Com a medida, muitos comércios terão que permanecer de portas fechadas. Há setores em que o desânimo é grande, principalmente bares e restaurantes. Na semana passada, o discurso dos empresários estava na linha de que o fundamental era garantir o pagamento da folha salarial, prevista para a próxima semana. Os planos, no entanto, vão mudar: demitir ou não vai dar o tom da relação entre patrões e empregados.

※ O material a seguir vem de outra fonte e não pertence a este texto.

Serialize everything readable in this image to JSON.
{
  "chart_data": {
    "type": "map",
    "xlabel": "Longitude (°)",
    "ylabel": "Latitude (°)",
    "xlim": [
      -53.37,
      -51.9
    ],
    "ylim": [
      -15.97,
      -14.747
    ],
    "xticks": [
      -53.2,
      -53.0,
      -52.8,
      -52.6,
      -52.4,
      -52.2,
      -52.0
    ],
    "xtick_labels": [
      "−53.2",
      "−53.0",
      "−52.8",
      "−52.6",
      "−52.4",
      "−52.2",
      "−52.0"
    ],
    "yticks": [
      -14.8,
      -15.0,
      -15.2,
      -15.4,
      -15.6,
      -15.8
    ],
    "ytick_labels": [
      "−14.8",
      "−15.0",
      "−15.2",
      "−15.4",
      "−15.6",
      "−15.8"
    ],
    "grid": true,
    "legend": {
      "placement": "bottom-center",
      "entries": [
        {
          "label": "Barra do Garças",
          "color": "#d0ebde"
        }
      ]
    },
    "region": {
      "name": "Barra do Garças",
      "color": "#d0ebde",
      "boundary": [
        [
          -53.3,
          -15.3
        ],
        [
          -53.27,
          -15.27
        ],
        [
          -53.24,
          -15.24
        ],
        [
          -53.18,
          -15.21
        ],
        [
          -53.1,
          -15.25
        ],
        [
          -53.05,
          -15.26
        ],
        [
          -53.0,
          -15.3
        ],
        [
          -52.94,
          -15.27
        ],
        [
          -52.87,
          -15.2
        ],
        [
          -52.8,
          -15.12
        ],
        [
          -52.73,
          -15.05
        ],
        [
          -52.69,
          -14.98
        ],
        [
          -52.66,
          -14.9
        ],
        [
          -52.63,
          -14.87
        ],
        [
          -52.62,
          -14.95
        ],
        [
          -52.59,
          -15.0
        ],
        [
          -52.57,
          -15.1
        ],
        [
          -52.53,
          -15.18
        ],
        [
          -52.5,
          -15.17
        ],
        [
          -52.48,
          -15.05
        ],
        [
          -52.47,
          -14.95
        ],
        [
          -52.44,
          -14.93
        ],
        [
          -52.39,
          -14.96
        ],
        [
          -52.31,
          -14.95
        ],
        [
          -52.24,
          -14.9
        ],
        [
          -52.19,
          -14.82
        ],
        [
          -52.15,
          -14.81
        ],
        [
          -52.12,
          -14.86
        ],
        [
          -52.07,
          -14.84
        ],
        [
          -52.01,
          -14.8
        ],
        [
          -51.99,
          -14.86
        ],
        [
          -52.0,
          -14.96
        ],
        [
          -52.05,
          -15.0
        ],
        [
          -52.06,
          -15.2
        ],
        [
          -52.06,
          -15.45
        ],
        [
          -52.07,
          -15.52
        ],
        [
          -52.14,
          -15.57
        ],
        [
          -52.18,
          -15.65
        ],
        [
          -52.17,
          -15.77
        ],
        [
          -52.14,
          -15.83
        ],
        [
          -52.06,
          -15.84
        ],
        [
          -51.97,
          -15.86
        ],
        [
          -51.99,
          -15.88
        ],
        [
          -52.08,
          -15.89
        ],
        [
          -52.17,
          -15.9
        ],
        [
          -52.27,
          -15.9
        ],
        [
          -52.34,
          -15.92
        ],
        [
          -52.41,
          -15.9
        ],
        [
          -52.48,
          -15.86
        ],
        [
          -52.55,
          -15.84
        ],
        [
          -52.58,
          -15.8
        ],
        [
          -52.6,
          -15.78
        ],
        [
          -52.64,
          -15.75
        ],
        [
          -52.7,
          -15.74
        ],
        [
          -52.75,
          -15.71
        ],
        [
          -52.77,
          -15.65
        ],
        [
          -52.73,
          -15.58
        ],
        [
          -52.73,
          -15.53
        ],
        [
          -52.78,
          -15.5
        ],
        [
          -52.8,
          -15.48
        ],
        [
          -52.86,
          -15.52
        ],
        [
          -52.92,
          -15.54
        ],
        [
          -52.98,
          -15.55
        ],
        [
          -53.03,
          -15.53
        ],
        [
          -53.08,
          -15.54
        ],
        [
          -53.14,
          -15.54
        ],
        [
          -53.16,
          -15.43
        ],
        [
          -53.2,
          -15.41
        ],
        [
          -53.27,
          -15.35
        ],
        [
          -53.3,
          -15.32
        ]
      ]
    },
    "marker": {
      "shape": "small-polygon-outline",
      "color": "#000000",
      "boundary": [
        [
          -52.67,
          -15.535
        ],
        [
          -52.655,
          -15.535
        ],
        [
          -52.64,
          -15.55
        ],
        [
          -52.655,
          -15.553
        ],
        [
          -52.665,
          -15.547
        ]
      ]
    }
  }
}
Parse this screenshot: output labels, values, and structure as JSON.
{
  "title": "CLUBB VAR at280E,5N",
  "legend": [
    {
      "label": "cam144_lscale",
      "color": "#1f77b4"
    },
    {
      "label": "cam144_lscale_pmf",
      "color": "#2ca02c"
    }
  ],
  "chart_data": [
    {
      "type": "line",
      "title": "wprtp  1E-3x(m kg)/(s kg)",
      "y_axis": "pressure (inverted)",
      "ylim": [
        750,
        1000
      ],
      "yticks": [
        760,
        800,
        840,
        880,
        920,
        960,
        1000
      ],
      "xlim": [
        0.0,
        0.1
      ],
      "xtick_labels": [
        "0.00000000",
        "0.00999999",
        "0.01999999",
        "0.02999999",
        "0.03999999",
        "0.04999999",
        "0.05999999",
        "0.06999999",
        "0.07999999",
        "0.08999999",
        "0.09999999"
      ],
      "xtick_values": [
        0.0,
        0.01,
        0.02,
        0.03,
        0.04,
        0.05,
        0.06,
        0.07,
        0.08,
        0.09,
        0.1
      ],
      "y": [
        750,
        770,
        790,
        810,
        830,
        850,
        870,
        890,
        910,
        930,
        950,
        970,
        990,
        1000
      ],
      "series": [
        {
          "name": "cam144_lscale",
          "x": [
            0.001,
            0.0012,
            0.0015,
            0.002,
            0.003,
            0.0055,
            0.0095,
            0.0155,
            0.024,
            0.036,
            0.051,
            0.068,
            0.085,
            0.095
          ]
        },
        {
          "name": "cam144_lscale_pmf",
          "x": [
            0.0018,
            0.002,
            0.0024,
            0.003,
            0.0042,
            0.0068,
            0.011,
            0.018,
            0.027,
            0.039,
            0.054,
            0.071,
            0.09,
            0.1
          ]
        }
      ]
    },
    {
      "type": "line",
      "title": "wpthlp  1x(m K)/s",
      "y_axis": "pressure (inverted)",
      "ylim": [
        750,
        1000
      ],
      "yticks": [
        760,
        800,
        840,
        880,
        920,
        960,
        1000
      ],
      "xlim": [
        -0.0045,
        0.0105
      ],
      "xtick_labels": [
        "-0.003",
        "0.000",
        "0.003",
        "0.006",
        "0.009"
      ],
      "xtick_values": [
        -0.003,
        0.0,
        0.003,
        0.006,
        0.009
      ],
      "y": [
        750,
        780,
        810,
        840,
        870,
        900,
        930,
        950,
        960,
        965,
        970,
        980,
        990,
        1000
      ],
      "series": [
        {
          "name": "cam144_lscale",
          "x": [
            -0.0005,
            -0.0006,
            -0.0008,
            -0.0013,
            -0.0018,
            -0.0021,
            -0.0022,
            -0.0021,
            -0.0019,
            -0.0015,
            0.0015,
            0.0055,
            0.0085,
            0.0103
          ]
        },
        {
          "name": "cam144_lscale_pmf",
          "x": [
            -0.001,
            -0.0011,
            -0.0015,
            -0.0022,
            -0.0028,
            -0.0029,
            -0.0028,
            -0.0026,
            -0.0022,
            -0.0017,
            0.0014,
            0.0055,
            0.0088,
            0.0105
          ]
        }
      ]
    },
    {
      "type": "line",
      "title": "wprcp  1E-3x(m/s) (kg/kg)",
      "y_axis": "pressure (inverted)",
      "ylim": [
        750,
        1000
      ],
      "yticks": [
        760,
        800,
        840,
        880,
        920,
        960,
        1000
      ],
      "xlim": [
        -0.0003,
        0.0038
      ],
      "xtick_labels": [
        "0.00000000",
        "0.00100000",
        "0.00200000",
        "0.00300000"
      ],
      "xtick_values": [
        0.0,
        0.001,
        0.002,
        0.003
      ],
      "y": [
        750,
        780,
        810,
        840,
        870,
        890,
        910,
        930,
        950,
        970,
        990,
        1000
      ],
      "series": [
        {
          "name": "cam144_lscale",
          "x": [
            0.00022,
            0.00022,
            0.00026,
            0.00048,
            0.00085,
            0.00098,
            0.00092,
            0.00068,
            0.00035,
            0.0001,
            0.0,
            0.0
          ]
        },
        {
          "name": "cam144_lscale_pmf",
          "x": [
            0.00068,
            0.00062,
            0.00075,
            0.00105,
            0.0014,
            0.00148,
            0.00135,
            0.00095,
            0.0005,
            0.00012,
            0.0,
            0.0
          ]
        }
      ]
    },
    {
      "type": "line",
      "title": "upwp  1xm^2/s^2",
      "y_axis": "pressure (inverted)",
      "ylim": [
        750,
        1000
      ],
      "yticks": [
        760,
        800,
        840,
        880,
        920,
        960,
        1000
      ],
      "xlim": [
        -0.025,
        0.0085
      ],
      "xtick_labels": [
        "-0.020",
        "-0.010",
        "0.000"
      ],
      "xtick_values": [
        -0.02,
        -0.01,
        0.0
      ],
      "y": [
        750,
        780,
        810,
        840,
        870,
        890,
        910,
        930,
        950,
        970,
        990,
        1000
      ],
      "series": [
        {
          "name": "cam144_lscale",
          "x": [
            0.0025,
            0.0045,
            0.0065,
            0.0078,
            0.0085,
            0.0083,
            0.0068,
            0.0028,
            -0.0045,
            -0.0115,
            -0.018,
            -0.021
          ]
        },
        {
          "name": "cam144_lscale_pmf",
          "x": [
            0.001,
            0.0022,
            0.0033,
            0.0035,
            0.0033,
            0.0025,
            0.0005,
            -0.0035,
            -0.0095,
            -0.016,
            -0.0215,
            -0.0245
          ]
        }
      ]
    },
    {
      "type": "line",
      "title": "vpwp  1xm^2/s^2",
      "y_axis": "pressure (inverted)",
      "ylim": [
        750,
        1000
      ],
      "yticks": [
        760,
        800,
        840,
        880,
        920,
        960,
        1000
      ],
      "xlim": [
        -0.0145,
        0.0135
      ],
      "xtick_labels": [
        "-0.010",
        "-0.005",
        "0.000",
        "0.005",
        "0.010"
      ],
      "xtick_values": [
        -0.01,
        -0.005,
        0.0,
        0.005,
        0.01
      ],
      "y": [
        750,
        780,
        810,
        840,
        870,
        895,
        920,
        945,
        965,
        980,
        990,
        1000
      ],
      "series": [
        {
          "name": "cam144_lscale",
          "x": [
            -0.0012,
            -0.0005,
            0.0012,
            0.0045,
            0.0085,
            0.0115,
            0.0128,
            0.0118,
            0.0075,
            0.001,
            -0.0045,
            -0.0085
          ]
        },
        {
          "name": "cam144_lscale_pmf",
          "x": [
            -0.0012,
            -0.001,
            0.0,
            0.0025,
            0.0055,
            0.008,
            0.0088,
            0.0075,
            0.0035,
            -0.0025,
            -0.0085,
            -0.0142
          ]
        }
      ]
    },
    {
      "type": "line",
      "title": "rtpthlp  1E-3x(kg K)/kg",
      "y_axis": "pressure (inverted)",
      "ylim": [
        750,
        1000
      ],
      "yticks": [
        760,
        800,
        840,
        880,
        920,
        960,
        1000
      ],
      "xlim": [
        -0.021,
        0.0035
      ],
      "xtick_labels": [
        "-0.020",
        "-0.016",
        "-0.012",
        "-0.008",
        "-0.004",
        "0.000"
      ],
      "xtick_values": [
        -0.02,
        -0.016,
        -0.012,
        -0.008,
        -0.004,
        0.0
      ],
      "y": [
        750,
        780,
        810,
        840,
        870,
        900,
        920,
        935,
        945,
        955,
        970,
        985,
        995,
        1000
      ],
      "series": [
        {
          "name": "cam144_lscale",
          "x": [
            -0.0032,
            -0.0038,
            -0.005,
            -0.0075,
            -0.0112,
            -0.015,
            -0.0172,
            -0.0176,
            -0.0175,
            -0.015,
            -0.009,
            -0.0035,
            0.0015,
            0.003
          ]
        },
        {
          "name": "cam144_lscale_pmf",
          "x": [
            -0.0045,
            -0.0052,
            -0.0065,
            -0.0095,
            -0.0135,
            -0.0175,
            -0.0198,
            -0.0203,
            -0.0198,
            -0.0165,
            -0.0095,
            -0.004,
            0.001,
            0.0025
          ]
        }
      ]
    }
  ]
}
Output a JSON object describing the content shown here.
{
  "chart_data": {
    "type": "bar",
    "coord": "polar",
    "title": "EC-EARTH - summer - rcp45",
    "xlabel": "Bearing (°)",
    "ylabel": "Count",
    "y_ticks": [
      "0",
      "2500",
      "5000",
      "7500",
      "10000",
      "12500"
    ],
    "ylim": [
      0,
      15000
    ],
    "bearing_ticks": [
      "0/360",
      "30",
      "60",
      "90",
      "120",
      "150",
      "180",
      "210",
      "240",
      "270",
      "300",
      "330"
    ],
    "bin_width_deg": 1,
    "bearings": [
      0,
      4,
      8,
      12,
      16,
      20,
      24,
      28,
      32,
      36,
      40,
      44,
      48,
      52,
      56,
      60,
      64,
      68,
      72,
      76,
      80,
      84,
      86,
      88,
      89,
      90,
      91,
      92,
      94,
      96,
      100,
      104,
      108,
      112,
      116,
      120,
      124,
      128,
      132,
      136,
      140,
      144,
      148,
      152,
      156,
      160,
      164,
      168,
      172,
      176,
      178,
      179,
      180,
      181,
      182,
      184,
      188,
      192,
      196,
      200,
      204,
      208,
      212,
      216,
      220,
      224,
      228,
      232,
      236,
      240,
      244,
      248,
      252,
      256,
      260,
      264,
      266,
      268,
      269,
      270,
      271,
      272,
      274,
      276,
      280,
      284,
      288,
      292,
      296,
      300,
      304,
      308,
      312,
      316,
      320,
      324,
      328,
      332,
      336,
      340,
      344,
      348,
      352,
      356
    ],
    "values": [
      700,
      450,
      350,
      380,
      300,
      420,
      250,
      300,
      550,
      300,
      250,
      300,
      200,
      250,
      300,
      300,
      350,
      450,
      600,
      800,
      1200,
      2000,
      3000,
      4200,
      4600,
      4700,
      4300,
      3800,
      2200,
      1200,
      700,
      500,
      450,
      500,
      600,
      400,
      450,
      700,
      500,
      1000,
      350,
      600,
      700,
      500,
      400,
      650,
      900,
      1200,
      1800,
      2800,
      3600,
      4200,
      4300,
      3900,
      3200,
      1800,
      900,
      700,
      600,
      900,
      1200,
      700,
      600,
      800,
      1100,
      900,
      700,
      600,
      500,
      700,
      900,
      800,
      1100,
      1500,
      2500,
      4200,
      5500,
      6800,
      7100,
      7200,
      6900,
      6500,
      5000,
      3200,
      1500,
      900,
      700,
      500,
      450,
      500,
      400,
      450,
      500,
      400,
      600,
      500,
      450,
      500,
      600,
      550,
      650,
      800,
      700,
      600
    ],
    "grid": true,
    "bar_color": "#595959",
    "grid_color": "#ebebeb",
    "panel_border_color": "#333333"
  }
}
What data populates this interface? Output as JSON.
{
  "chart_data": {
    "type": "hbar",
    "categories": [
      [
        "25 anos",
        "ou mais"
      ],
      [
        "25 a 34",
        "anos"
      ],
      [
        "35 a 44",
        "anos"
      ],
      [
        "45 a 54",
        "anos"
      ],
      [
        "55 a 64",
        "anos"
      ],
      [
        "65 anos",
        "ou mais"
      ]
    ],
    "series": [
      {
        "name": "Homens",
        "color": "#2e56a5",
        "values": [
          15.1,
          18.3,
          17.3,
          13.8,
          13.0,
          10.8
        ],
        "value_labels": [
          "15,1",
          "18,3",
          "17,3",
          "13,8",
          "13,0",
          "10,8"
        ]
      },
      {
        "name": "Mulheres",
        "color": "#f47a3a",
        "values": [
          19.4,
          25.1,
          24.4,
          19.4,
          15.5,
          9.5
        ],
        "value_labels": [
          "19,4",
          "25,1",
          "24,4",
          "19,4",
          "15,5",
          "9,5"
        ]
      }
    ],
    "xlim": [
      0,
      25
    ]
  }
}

Dados iniciais do Sindicato Patronal de Hotéis, Restaurantes, Bares e Similares de Brasília (Sindhobar), desde o início da quarentena até o fim de março, indicam que foram dispensados mais de 3 mil empregados, incluindo aqueles que estavam em contrato de experiência. A estimativa é de que as dispensas se intensifiquem, chegando a aproximadamente 11 mil demissões até 5 de abril, data inicialmente prevista para o término da paralisação. Como vai ficar agora? Eis a grande questão. Projeções pessimistas dão conta de que 50% dos 110 mil empregos diretos podem ser dizimados. É muita gente.

Na terça-feira, o presidente da Câmara de Dirigentes Lojistas do Distrito Federal (CDL-DF), José Carlos Magalhães Pinto, disse, em entrevista ao programa CB.Poder, que o momento é difícil para todos e que alguns comércios têm fluxo de caixa para apenas mais 15 dias. E citou que uma ajuda do GDF será fundamental para alivar a crise provocada pela pandemia do novo coronavírus.

Muitos empresários pensam em soluções. Há uma interlocução com a Câmara Legislativa para que seja apresentado um projeto de lei para estimular a manutenção do emprego e dos comércios. O ICMS tem um peso importante no fluxo de caixa de qualquer negócio. Então, uma das ideias é de que, de abril até dezembro, as empresas que conseguirem manter o quadro de funcionários teriam um desconto ou compensação na arrecadação do imposto. É viável? Pode ser que sim. O que não podemos é deixar a pandemia de Covid-19 provocar uma paralisia. Por isso, se puder, apoie e compre de restaurantes que funcionam com o serviço de delivery (mas lembre-se de higienizar as embalagens antes de consumir). Ajudará a manter muitos empregos. Pode ter certeza.